El descubrimiento del telescopio

En la actualidad podemos observar estrellas, cometas o incluso la luna desde la facilidad de nuestra casa, basta con colocar nuestro ojo en un pequeño agujero que nos agrandará la imagen de algo que se encuentra a millones de kilómetros y que en condiciones normales no podemos diferenciar de un simple punto. Sin embargo este aparato no existió siempre, y en este artículo vamos a aprender cómo surgió: El inventor del telescopio fue el óptico holandés Hans Lippershey (1570-1619) en el año 1608 en Middelburg, Países Bajos. Este inventó un instrumento en forma de tubo, provisto de lentes, con el cual se conseguía ver los objetos lejanos como si estuvieran próximos. Era sin duda el nacimiento del primer telescopio de la historia.

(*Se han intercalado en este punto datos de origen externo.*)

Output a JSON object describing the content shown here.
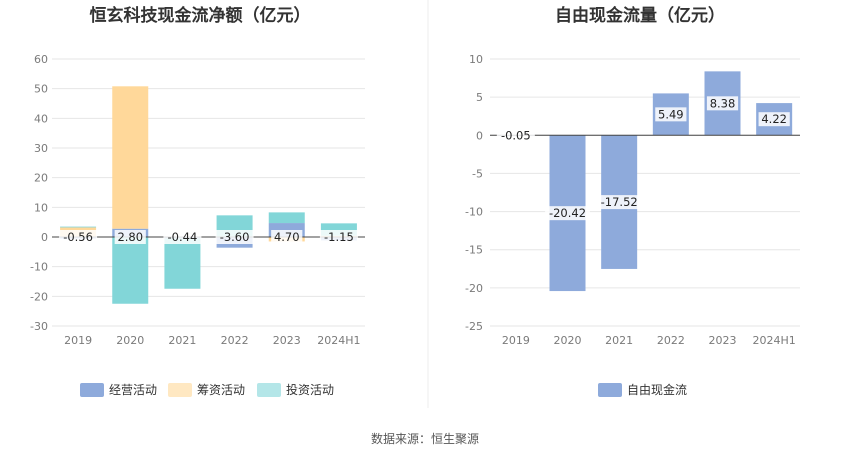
{
  "source": "数据来源：恒生聚源",
  "chart_data": [
    {
      "type": "bar",
      "stacked": true,
      "title": "恒玄科技现金流净额（亿元）",
      "categories": [
        "2019",
        "2020",
        "2021",
        "2022",
        "2023",
        "2024H1"
      ],
      "ylim": [
        -30,
        60
      ],
      "yticks": [
        60,
        50,
        40,
        30,
        20,
        10,
        0,
        -10,
        -20,
        -30
      ],
      "grid": true,
      "legend_position": "bottom",
      "series": [
        {
          "name": "经营活动",
          "color": "#8eaadb",
          "values": [
            -0.56,
            2.8,
            -0.44,
            -3.6,
            4.7,
            -1.15
          ],
          "labels": [
            "-0.56",
            "2.80",
            "-0.44",
            "-3.60",
            "4.70",
            "-1.15"
          ]
        },
        {
          "name": "筹资活动",
          "color": "#ffd89a",
          "values": [
            3.3,
            48.0,
            0.0,
            0.0,
            -1.5,
            0.4
          ]
        },
        {
          "name": "投资活动",
          "color": "#82d6d8",
          "values": [
            0.2,
            -22.5,
            -17.0,
            7.3,
            3.6,
            4.2
          ]
        }
      ]
    },
    {
      "type": "bar",
      "title": "自由现金流量（亿元）",
      "categories": [
        "2019",
        "2020",
        "2021",
        "2022",
        "2023",
        "2024H1"
      ],
      "ylim": [
        -25,
        10
      ],
      "yticks": [
        10,
        5,
        0,
        -5,
        -10,
        -15,
        -20,
        -25
      ],
      "grid": true,
      "legend_position": "bottom",
      "series": [
        {
          "name": "自由现金流",
          "color": "#8eaadb",
          "values": [
            -0.05,
            -20.42,
            -17.52,
            5.49,
            8.38,
            4.22
          ],
          "labels": [
            "-0.05",
            "-20.42",
            "-17.52",
            "5.49",
            "8.38",
            "4.22"
          ]
        }
      ]
    }
  ]
}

En 1608, Lippershey construye un anteojo que combina un lente convexo con uno cóncavo, y lo vende como catalejo al príncipe Mauricio de Nassau, quien, en aquel entonces, luchaba contra Felipe II de España por la independen­cia de los Países Bajos. El invento no estaba protegido por un privilegio (patente), por lo que se difunde rápidamente por toda Europa. El italiano Galileo Galilei (1564-1642), cuando supo del invento de Hans Lippershey, en seguida comprendió la importancia científica de aquel instrumento, el telescopio. Así por su cuenta construyó uno y empezó a usarlo para sus estudios astronómicos Por el camino han quedado ligados a su desarrollo importantes hitos de la historia de la ciencia, como la confirmación de la validez del sistema heliocéntrico de Nicolás Copérnico, el conocimiento cada vez más detallado de los cuerpos que forman el sistema solar, y una comprensión cada vez más precisa de la dinámica de las estrellas, las galaxias y de las leyes que rigen la conformación del Universo.